Getting Started with the Claude API: Building with LLMs

I've integrated a few different LLM providers into production apps, and the Anthropic Claude API is consistently the one I find easiest to reason about. The whole thing is built around a single endpoint — the Messages API — and almost everything else (tools, streaming, caching, structured output) is a feature of that one endpoint rather than a separate API to learn.

This post is a practical on-ramp. I'll use the official @anthropic-ai/sdk (TypeScript/JavaScript) throughout, because that's what most of my work is in, but the shapes map directly to the Python SDK if that's your stack. By the end you'll understand the request model, how to hold a conversation, how to stream, how tool use works, and how to keep your app from falling over on errors and rate limits.

What the Messages API is

At its core, the Claude API has one job: you send a list of messages, and it returns the next message. That's it. A message has a role (user or assistant) and content. You build up a conversation by appending to the list and sending it back.

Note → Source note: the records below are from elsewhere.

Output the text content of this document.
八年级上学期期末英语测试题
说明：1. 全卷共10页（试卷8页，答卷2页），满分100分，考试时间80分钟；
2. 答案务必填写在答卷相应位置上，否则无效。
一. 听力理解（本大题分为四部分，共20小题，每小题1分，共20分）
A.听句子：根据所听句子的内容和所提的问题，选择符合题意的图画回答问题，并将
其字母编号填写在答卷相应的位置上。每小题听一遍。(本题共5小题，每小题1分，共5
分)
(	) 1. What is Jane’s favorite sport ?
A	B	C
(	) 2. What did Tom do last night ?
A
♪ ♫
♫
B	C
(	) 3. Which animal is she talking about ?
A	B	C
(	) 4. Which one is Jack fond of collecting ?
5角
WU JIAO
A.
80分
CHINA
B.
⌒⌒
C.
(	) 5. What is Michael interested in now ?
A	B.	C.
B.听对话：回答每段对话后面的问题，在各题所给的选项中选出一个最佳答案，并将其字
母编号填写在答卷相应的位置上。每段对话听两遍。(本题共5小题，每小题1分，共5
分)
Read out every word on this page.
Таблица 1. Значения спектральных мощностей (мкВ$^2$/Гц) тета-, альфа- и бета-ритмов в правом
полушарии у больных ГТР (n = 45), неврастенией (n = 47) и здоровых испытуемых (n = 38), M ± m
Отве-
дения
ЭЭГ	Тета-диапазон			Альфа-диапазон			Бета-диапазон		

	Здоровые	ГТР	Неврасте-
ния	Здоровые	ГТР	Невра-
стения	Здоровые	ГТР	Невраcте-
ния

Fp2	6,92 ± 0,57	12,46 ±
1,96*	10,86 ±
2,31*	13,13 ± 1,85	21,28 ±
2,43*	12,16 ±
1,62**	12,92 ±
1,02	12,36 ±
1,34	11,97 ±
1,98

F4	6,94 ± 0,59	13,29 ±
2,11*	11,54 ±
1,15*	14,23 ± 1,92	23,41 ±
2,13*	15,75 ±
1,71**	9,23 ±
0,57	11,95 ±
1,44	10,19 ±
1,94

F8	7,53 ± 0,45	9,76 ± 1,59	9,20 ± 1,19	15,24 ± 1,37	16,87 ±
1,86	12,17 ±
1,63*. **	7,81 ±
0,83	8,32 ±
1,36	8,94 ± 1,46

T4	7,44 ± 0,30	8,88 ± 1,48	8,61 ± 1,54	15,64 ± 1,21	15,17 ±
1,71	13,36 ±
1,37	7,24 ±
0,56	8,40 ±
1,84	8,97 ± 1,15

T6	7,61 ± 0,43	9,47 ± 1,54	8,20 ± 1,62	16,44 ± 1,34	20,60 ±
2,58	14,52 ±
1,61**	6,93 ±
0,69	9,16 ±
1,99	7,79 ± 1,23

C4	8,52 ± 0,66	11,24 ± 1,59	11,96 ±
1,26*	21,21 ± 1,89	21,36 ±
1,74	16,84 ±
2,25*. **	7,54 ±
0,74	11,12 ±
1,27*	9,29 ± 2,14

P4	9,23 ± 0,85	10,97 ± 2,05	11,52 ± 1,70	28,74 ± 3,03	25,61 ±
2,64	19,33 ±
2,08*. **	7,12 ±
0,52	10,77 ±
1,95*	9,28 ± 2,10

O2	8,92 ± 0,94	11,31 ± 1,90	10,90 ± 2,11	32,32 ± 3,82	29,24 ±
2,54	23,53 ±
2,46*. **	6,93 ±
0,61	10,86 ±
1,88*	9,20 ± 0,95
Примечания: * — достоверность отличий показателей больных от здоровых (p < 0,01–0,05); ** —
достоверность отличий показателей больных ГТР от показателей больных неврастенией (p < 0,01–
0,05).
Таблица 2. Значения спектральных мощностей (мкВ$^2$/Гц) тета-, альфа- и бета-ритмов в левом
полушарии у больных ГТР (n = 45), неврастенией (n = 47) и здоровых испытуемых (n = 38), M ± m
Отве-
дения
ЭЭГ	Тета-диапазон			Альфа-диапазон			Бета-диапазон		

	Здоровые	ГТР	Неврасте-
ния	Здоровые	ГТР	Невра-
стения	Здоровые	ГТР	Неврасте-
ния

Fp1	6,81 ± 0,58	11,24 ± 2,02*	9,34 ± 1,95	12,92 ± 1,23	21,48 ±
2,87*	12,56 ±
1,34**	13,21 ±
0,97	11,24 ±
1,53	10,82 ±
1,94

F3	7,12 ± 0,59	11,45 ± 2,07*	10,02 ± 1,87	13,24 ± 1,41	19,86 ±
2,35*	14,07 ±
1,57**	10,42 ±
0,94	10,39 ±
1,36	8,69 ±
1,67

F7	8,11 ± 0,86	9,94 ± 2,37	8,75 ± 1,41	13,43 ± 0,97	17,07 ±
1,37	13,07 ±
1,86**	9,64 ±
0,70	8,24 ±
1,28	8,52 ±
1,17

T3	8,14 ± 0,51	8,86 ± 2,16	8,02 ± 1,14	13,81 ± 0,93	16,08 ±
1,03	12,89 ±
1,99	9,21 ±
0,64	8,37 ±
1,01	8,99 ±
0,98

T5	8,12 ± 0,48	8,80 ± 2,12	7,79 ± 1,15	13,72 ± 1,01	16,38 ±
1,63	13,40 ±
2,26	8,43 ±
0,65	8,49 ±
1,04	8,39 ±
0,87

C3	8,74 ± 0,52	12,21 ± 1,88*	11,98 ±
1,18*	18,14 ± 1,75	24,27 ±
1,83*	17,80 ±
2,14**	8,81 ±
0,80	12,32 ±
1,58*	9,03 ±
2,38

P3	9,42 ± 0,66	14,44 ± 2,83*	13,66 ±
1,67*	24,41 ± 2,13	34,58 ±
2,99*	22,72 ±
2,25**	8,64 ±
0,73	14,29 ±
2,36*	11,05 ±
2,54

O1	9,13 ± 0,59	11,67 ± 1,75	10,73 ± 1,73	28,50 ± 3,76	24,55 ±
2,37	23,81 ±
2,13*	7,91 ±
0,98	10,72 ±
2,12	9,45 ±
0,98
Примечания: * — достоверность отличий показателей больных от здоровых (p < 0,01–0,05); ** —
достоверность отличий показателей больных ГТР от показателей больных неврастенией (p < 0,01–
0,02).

The API is stateless. Claude doesn't remember anything between requests — you hold the conversation history and resend it each time. This feels like extra work at first, but it's actually liberating: you have complete control over what context the model sees on every turn.

Three parameters are required on every request: model (which Claude model to use), max_tokens (the ceiling on the response length), and messages (the conversation so far).

Setting up the SDK

Install it:

bash

npm install @anthropic-ai/sdk

Then create a client. The SDK reads your API key from the ANTHROPIC_API_KEY environment variable by default — don't hardcode it:

import Anthropic from '@anthropic-ai/sdk';

const client = new Anthropic();
// Equivalent to: new Anthropic({ apiKey: process.env.ANTHROPIC_API_KEY })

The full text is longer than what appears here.